Trust for Sale
Vincent A. Schiavi; Financial Planning Magazine. New York: May 1, 2005. pg. 1
Financial Planning is the latest, and probably not the last, magazine to publish CEG Worldwide's survey about how accountants can climb the road to riches by partnering with sellers of financial products (see "Your CPA Partner," December 2004). The study's results show many accountants are doing just that. Those "best practice" CPA firms, in the words of the authors, "recognize that these alliances represent a win-win-win situation-for the adviser, for the strategic alliance partner, and, most important, for the client."
It's time for a contrarian's view. These "alliances" may be a win for the CPA, at least initially, and for the strategic partner. But they are not a win for the client, at least not in the form represented by the "best practices" highlighted in the study.
Financial service and product providers win, in the words of the authors, "by gaining access to affluent clients that they would otherwise not have." That begs us to ask, why should it require a strategic alliance for the better planners in the community to get referrals from local CPAs? Did the strategic alliance magically raise the competency of the planner to a level now worthy of referral? Of course not.
When I entered the financial planning business in 1983, bankers sold lending and trust services, insurance agents sold insurance, accountants provided tax and auditing services, and brokers sold stocks and bonds. Professionals referred clients to other professionals in the network, and around and around they went. Did anyone coordinate the services? No. Did anyone scrutinize the products being offered? Rarely, but at least clients could go to their CPA for advice and not have to worry about being "sold" something.
Accounting firms have been looking at the financial planning business for a long time now. Accounting services, done correctly, require hard work. The same can be said for financial planning services. Those CPAs who consider financial planning a viable and honorable service and have been willing to commit resources to it have been rewarded for their hard work and vision. Other CPAs have waited on the sidelines, looking for the profits associated with planning but unwilling to devote the resources, time, and energy necessary to build the business from within.
The article stated: "Because they rely on outside providers, the [CPA] firms using the strategic alliances model earn a substantially higher profit on their revenues. Without the direct costs and overhead associated with employees, nearly all [emphasis added] their financial revenue will end up on the bottom line."
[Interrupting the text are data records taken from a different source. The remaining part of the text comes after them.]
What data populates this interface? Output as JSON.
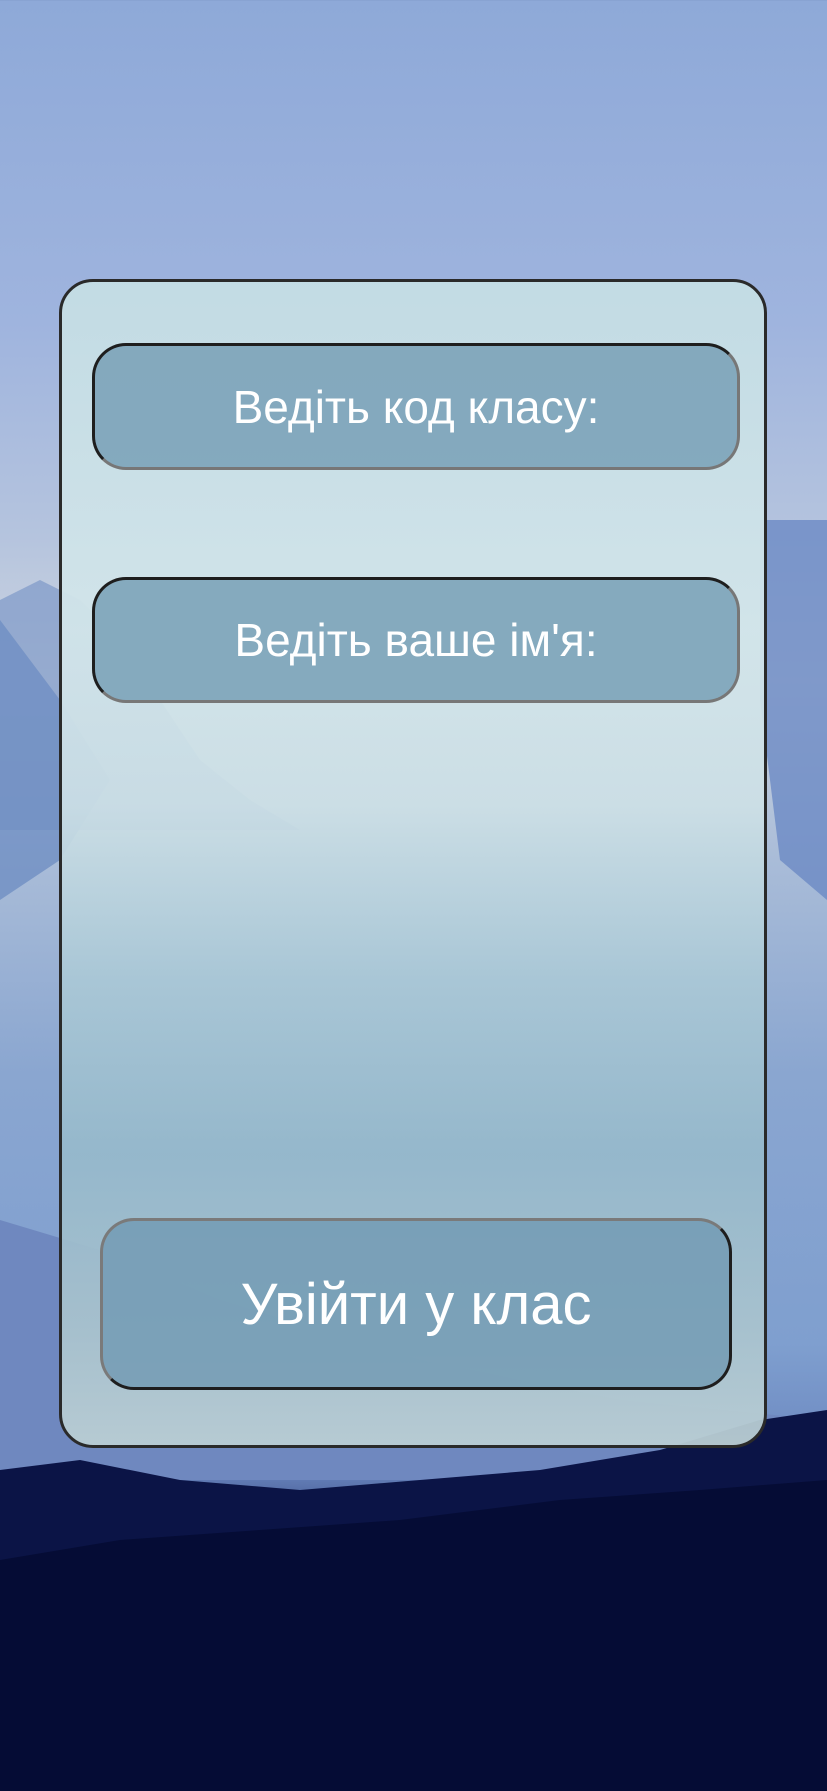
{
  "form": {
    "class_code_placeholder": "Ведіть код класу:",
    "name_placeholder": "Ведіть ваше ім'я:",
    "enter_button_label": "Увійти у клас"
  },
  "colors": {
    "card_background": "#c9dfe5",
    "field_background": "#7fa3b9",
    "text": "#ffffff"
  }
}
The promoted business model allows allied financial services and product providers to tap the wealthy client list of a CPA firm. In return, the CPA firm gets a stream of significant income without having to dedicate any, or any more than minimal, employees or resources. This is a sweet deal for everyone except the person most affected by the alliance-the client.
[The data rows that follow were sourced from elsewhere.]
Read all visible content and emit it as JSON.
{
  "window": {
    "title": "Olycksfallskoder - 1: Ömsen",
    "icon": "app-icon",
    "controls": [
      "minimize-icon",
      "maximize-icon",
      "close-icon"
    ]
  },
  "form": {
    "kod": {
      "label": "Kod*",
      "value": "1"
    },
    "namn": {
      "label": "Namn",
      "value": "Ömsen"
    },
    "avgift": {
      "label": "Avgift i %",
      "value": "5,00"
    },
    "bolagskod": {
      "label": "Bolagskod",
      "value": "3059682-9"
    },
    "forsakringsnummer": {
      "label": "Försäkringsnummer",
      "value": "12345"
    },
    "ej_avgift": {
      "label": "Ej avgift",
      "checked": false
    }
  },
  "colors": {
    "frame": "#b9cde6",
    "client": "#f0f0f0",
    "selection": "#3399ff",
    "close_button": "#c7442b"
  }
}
The client's assets and income stream must absorb the expenses from the allied sellers in addition to the fees "earned" by the CPA. Isn't it reasonable, if not probable, that this extra layer of fees will unnecessarily handicap clients' ability to reach their financial goals? Expense management has become even more important in this era of diminished return expectations.
CPAs considering such alliances should question their ability to add value while still acting in the best interest of clients. Your position as a trusted adviser took years to establish. Carefully consider the risks of losing that trust if partnering with others results in wealth erosion instead of wealth enhancement.
Planners paying for access to books of business and passing along those costs to clients also should question whether they are acting in their clients' best interests. Advisers who care more about the "profession" of financial planning than about the "business" of financial planning will make sure that alliances result in a win for clients.
Experienced practitioners hope to achieve recognition for financial planning as a profession. Building a profession takes time and the collective better judgment of the craft's practitioners. Any trend that results in more money being transferred from the pockets of clients to the pockets of strategic partners will only delay proper recognition of financial planning as a noble profession.
Vincent A. Schiavi, CFP, CPA/PFS, is president of Schiavi + Co., a Wilmington, Del., planning firm. He has been recognized by the editors of Worth and Mutual Funds as a leading financial advisor and in 2004 received the "Friend of the Delaware Investor Award" from the state's Attorney General's Office and Securities Commissioner.